The SEBI stated in a circular that “AIFs may accept commitments from an investor who is a Government or Government-related investor and does not meet the aforesaid condition, if the investor is a resident of the country as may be approved by the Government of India.”

Additionally, the investor or underlying investor contributing 25% or more of the corpus or identified on the basis of control should not be someone on the Sanctions List made public by the UN Security Council and should not reside in a nation named in the Financial Action Task Force’s public statement (FATF) as a nation that has strategic Anti-Money Laundering or Combating the Financing of Terrorism Deficiencies to which counter measures apply, has not committed to an action plan created with the FATF to remedy such inadequacies, or has not made enough progress in addressing the deficiencies.

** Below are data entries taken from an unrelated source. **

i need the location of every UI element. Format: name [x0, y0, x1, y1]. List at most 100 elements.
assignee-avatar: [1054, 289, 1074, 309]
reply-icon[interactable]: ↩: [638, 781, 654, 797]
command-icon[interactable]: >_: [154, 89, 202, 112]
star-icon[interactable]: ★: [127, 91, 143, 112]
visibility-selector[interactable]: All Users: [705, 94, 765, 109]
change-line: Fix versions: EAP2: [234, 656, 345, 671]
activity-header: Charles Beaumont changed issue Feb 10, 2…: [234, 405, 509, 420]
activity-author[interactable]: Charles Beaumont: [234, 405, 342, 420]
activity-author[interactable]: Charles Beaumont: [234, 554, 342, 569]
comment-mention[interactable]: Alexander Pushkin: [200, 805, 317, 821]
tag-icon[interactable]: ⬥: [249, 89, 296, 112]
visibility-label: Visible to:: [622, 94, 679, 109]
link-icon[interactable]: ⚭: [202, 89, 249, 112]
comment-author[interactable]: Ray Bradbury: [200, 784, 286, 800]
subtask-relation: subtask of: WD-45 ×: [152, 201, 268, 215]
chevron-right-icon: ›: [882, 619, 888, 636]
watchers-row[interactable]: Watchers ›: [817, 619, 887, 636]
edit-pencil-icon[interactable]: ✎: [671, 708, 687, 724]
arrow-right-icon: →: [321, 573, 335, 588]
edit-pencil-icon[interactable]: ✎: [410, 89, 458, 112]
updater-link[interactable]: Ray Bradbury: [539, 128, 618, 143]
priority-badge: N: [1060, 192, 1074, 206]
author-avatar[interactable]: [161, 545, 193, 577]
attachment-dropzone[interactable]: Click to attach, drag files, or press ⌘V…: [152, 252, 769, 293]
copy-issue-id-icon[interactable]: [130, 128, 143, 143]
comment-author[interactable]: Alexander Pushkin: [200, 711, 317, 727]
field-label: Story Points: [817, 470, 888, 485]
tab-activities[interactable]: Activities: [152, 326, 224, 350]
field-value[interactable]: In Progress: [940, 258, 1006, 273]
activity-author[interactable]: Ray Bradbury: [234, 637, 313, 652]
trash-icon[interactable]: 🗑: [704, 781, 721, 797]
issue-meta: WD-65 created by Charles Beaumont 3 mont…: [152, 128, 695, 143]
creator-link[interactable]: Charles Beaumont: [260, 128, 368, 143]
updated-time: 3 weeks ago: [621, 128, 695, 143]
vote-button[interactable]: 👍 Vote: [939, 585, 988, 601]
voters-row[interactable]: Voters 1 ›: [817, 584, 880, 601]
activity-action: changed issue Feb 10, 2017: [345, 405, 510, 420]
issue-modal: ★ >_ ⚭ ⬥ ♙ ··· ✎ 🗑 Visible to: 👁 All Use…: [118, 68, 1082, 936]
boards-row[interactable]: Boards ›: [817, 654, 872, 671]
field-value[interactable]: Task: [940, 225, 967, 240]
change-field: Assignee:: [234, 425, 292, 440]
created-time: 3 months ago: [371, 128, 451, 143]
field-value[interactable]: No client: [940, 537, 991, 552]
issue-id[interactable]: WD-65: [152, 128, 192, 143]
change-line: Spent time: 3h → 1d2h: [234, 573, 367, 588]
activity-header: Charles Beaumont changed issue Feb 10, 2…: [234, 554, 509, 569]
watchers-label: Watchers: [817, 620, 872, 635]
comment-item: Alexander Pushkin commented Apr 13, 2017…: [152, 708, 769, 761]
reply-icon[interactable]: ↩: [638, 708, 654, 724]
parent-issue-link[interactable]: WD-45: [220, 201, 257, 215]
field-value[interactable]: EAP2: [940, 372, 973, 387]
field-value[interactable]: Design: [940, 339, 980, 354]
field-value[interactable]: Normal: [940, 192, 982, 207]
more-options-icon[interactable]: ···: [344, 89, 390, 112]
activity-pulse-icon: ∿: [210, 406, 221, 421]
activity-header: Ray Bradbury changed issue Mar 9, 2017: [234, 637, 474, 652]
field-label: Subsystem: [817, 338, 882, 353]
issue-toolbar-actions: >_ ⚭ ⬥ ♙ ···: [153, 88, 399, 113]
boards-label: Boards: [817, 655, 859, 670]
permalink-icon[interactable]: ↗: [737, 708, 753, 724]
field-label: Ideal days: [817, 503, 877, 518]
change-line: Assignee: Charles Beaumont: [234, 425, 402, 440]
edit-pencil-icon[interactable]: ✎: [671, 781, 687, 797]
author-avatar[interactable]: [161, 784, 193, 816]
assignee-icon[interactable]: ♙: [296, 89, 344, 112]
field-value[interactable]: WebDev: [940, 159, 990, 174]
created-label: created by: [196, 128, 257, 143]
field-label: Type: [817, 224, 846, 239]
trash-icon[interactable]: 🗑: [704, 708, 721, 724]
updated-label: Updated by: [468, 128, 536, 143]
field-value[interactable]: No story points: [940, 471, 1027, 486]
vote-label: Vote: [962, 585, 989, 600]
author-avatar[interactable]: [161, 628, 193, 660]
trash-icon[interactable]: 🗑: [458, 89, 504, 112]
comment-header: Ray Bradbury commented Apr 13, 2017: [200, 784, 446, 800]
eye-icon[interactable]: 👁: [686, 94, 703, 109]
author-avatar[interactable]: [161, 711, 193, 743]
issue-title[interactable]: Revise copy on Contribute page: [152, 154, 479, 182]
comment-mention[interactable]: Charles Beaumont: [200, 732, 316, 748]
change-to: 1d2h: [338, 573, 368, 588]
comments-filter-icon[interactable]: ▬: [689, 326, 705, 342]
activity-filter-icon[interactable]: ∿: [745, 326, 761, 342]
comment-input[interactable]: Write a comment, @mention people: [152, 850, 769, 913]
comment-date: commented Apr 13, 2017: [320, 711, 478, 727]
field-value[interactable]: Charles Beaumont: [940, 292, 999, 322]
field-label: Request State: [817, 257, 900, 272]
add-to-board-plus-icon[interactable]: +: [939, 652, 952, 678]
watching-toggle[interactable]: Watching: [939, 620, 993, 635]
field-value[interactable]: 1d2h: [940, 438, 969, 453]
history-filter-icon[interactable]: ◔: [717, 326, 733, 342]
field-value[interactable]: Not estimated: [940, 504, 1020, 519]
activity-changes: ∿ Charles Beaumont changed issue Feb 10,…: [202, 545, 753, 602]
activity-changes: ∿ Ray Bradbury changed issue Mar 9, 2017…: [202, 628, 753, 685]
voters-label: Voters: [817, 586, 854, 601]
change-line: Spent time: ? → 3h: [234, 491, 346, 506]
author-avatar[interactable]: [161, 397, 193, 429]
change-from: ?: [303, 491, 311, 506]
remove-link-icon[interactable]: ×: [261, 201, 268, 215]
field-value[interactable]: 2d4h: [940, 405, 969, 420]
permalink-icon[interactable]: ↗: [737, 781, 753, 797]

The manager of the AIF will not withdraw any additional capital contributions from an investor who has been onboarded to a scheme of an AIF for the purpose of making investments unless the investor once again satisfies the conditions.

The same would hold true for investors who have already signed up for AIF schemes but do not match the required criteria, according to SEBI. The new regulations would take effect immediately.

The FATF identifies jurisdictions, on an ongoing basis, that have strategic deficiencies in their regimes to counter money laundering, terrorist financing, and proliferation financing. The FATF does not recommend that these jurisdictions implement enhanced due diligence measures; however, market regulators take precautionary measures to avoid related risks. The norms put additional compliance burdens on AIFs.